Investments in Vietnam certainly have advantages owing to recent measures such as revision of Land Law (2013), Investment Law (2014) as well as Enterprise Law (2014).
But prevalent compliance risks pose a vital question – are these investments secure enough? Statistics from recent reports show that:
● Corruption is the greatest hurdle for financial investments in Vietnam.
● Regulatory standards are intricate and often confusing for investors.
● Laws against employee embezzlement or thefts haven’t been enforced properly.
● Around 68% of private firms in the country are able to get contracts only by paying bribes.
Arresting the Trend
There’s little doubt that the situation is a bit like a bomb waiting to go off. With Money Laundering leading the charge followed by Corruption/Internal Fraud & Card Fraud, the situation may seem bleak but not entirely unsalvageable.
While there are several actionable ideas, 4 of them that stand out are –
1. Push for a Regulator-level Transformation.
Assess risks associated with terrorism financing and money laundering, and co-develop a policy to mitigate them. Regulatory bodies must come out with a firm long-standing stance on anti-fraud measures that banks can readily implement. Frequent changes in policy causes considerable operational disruption which inadvertently causes breaches in a bank’s protection systems.
2. View Top-line Growth (upsell / cross-sell) and Bottom-line Protection (losses from Fraud) as 2 sides of the same coin.
Make investments in fraud management to pay for itself because fraud management and cross-sell are actually the ‘yin and yang’ (of risk management and revenue growth). Banks can reuse the in-memory data to offer simultaneous real-time cross-sell and upsell to customers using the same computed memory of fraud management. So the same contextual interventions at play in a real-time, cross-channel fraud prevention solution can also be used to generate revenue.
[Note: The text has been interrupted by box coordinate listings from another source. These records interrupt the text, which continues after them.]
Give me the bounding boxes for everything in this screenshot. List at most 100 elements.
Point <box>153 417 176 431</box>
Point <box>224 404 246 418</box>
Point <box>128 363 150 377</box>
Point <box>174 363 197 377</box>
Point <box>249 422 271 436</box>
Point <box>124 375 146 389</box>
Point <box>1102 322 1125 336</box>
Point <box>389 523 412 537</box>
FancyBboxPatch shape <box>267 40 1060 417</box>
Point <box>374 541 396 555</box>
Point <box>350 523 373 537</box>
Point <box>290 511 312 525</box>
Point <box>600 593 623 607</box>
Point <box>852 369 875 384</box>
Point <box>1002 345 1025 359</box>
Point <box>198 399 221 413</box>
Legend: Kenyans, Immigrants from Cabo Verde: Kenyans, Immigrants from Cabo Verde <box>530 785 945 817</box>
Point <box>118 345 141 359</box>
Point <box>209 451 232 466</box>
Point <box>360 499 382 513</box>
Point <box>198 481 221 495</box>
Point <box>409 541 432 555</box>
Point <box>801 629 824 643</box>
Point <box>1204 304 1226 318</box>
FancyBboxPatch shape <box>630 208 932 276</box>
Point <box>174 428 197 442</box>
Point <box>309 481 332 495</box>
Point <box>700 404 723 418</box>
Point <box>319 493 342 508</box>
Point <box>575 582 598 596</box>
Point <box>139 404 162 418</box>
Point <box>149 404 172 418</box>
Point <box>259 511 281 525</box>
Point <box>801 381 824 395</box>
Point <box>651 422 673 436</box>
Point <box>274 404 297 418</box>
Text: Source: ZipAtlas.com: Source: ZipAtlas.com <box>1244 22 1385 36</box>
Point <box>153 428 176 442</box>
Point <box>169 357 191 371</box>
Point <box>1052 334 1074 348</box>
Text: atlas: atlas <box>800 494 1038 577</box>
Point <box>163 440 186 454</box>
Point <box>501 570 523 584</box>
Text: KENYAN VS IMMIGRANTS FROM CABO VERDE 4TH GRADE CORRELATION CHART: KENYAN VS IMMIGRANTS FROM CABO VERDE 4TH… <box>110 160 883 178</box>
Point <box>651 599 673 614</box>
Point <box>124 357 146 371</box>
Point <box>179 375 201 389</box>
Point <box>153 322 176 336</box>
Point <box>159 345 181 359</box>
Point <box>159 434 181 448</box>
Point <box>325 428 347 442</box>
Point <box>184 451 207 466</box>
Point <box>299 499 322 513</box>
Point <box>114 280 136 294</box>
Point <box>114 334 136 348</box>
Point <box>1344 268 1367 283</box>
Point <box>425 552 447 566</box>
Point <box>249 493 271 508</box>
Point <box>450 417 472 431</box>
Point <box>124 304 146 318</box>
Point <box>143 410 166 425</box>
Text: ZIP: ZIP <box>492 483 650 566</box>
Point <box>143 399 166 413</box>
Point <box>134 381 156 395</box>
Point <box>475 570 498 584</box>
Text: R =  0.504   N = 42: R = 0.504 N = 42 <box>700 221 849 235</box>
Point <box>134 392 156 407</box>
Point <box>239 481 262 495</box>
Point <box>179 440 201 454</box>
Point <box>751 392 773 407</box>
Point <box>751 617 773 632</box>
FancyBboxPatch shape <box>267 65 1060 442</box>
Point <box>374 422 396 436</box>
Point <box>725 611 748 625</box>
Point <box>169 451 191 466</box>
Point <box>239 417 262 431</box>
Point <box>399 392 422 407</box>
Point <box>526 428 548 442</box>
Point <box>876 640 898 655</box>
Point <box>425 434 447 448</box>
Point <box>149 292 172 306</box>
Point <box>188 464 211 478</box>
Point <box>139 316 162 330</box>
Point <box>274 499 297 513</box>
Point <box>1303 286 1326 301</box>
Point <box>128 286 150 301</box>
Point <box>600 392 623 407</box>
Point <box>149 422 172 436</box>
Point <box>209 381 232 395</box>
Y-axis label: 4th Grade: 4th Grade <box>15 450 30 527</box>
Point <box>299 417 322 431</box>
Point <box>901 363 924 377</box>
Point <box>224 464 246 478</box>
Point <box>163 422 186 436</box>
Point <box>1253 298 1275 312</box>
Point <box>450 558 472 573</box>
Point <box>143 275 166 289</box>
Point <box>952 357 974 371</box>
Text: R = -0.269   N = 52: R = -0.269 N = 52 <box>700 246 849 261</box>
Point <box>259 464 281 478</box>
3. Unify your Bank’s Anti-Fraud & AML Departments into a Single ‘Financial Crimes Department’.
Currently the 2 departments are separate due to the genesis of each. The AML/CFT department was created to address regulatory requirements and the Anti-fraud cell was created within the Risk Department to help banks combat fraud. Money laundering and transactional fraud are closely correlated because transactional fraud is often a ‘predicate crime’ to money laundering. So, a cross-channel holistic approach is far superior because the system is strong in AML/CFT, Transactional Fraud Monitoring, and Enterprise Case Management. Operations can be exponentially more efficient by bringing the 2 departments together into a unified ‘Financial Crimes Department’.
4. Create a Federated, Asia-wide Anti-fraud Network.
Step up the fight to a regional level. A federated approach – specifically a pan-Asian anti-fraud network can be a useful strategy to consolidate, cross-pollinate and share intel among banks in the region. An interconnected framework allows member financial institutions to exchange authentic fraud intelligence in real-time, that can help detect and prevent potential crimes before they are perpetrated.